Dopo i saluti ed i ringraziamenti, il Presidente, in modo semplice ha evidenziato le problematiche del settore, questioni già preesistenti, ma che hanno subìto un peggioramento a seguito del periodo di Pandemia. Sono state formulate proposte operative concrete, che possono, nel breve termine, alleviare la condizione di sofferenza della categoria e dare una soluzione ad alcuni dei problemi del paese.

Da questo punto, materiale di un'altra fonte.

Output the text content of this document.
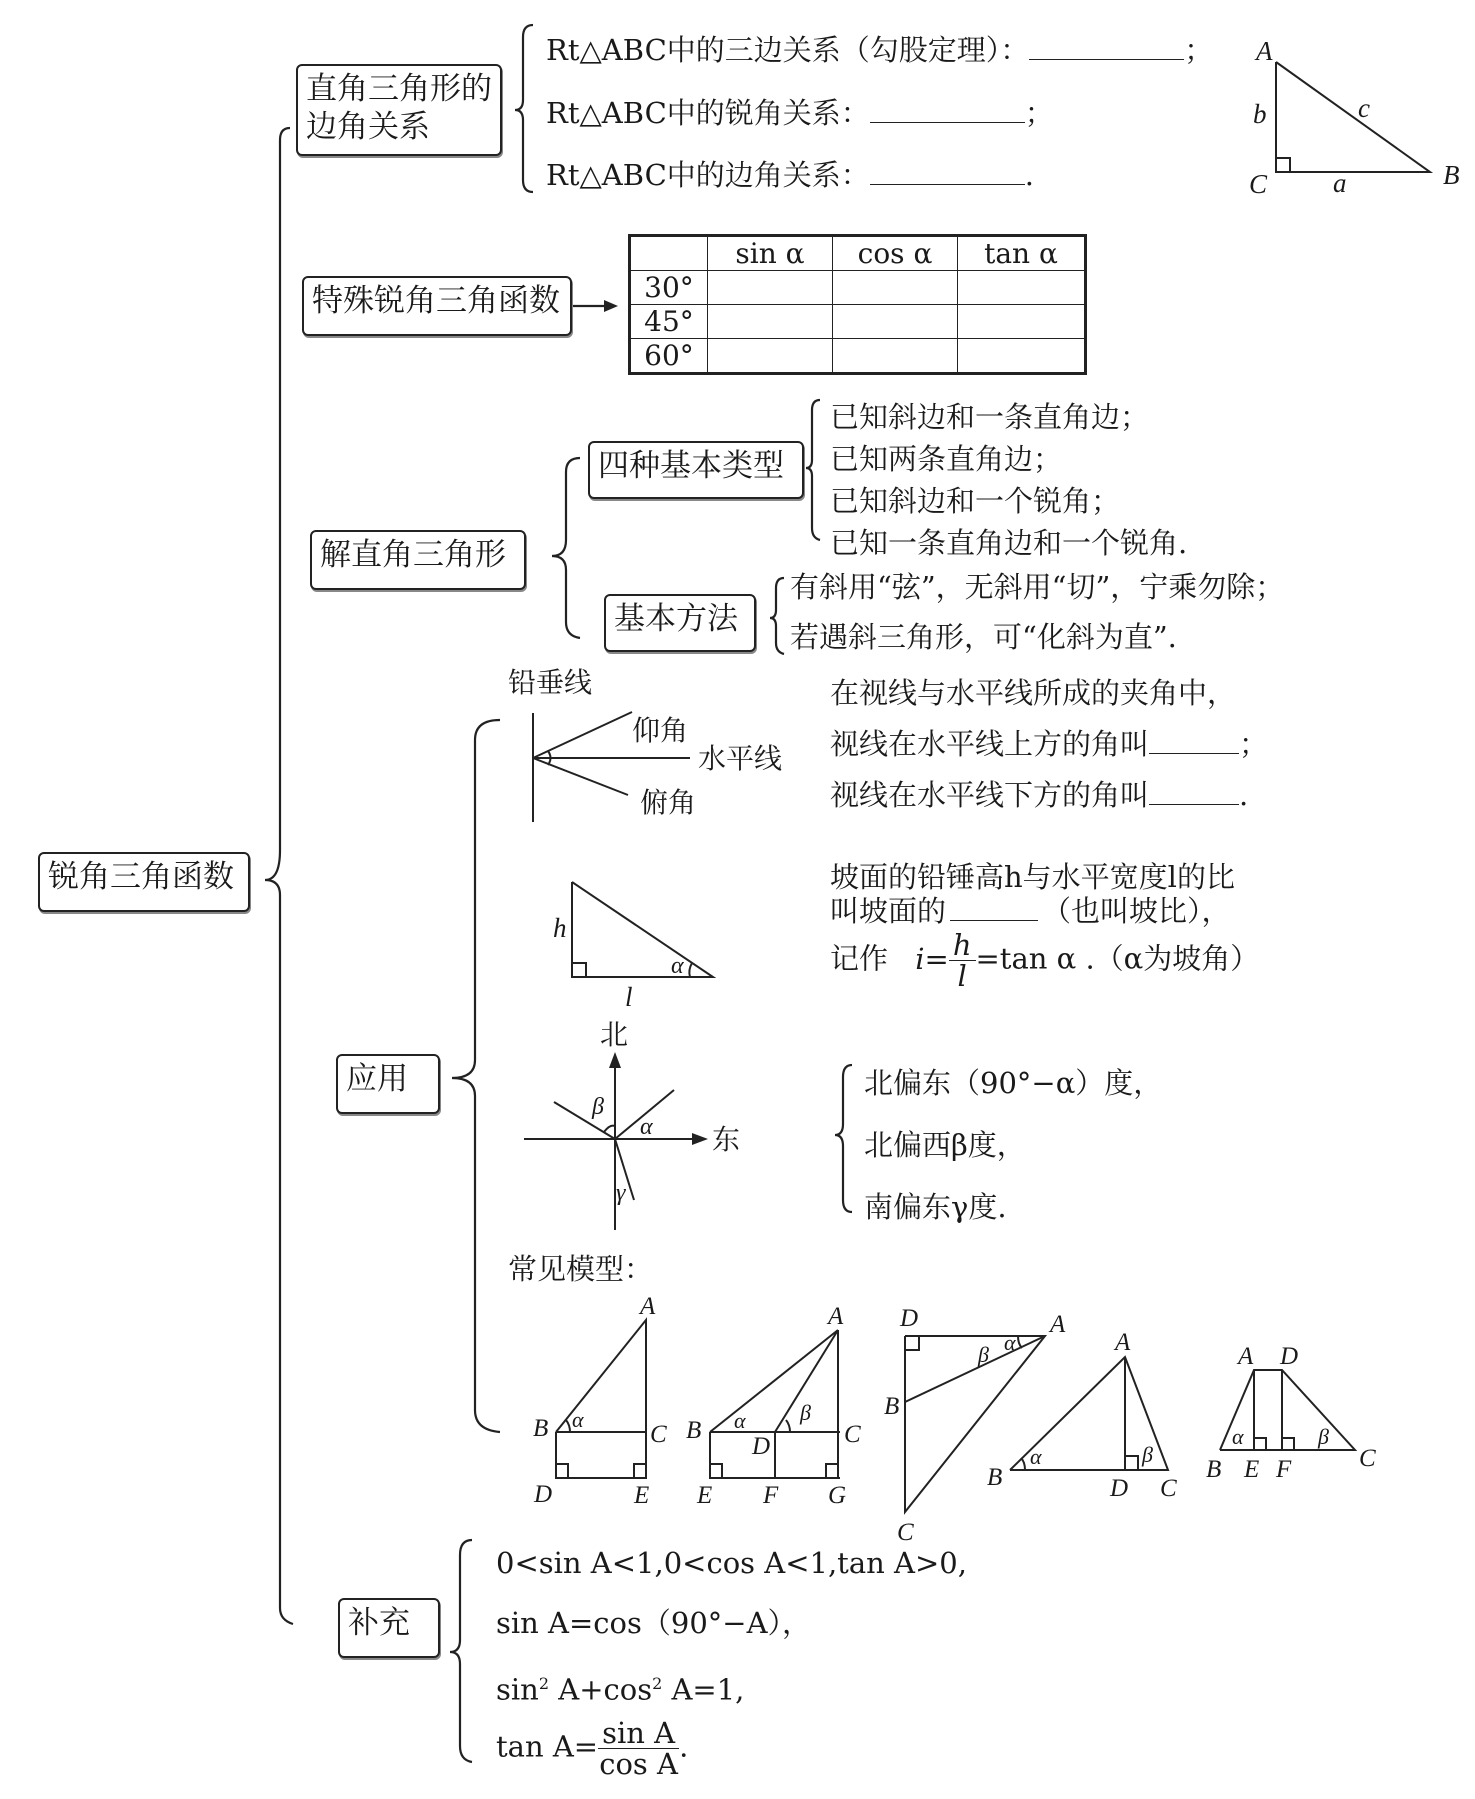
A
b	c
C a	B
铅垂线
仰角
水平线
俯角
h
l
α
北
东
β
α
γ
A
B α
C
D	E
A
B α β
D	C
E F G
D	A
β α
B
C
A
B
α	β
D C
A D
α	β
B E F	C
锐角三角函数
直角三角形的
边角关系
Rt△ABC中的三边关系（勾股定理）：	；
Rt△ABC中的锐角关系：	；
Rt△ABC中的边角关系：	.
特殊锐角三角函数
	sin α	cos α	tan α
30°			
45°			
60°			
解直角三角形
四种基本类型
已知斜边和一条直角边；
已知两条直角边；
已知斜边和一个锐角；
已知一条直角边和一个锐角.
基本方法
有斜用“弦”，无斜用“切”，宁乘勿除；
若遇斜三角形，可“化斜为直”.
应用
在视线与水平线所成的夹角中，
视线在水平线上方的角叫	；
视线在水平线下方的角叫	.
坡面的铅锤高h与水平宽度l的比
叫坡面的	（也叫坡比），
记作 $i= \frac{h}{l} =\tan$ α .（α为坡角）
北偏东（90°−α）度，
北偏西β度，
南偏东γ度.
常见模型：
补充
0<sin A<1,0<cos A<1,tan A>0,
sin A=cos（90°−A），
$\sin^2 A+\cos^2$ A=1,
$\tan A= \frac{\text{sin A}}{\text{cos A}}$ .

Ecco alcuni stralci della videoconferenza:“Sono passati circa 100 giorni ed il tempo è come se fosse stato sospeso! Tuttavia, è il momento di riprendere, e sottoponiamo pertanto all’Amministrazione alcune azioni che può mettere in campo per dare una mano ai professionisti locali, ad iniziare dal risolvere il problema del Condono edilizio. Alla fine del 2019, anche su pressione delle Organizzazioni di categoria e delle Amministrazioni Locali dei Comuni della Zona Rossa, Il Consiglio Regionale ha emendato la legge Regionale n. 21/03 emanata nel 2003 per disciplinare interventi di mitigazione del Rischio Vulcanico; Ricordiamo che il principale intervento della legge fu quello di inibire del tutto la edificazione a destinazione residenziale nei Comuni ricompresi nella “zona rossa” individuata intorno al cono del Vesuvio. Successivamente tale “inibizione” , anche per la poco chiarezza del testo della Legge n. 21 /03 , fu da molti interpretata ed estesa anche alla impossibilità di rilasciare i Permessi a Costruire in sanatoria, che i Comuni devono rilasciare conseguenti alla definizione delle pratiche di Condono Edilizio ai cittadini. Il periodo Covid ha spezzato, dunque , il riavvio di questo iter che faticosamente si protrae da oltre 30 anni. L’Associazione Propone la ricostituzione delle Commissioni di tecnici, come del resto previsto dalla normativa vigente in materia, preposte all’espletamento definitivo delle pratiche. Privilegiando nel Bando il reclutamento di Tecnici (architetti, ingeneri, geometri, …) che abbiano una conoscenza ed un legame con il territorio.”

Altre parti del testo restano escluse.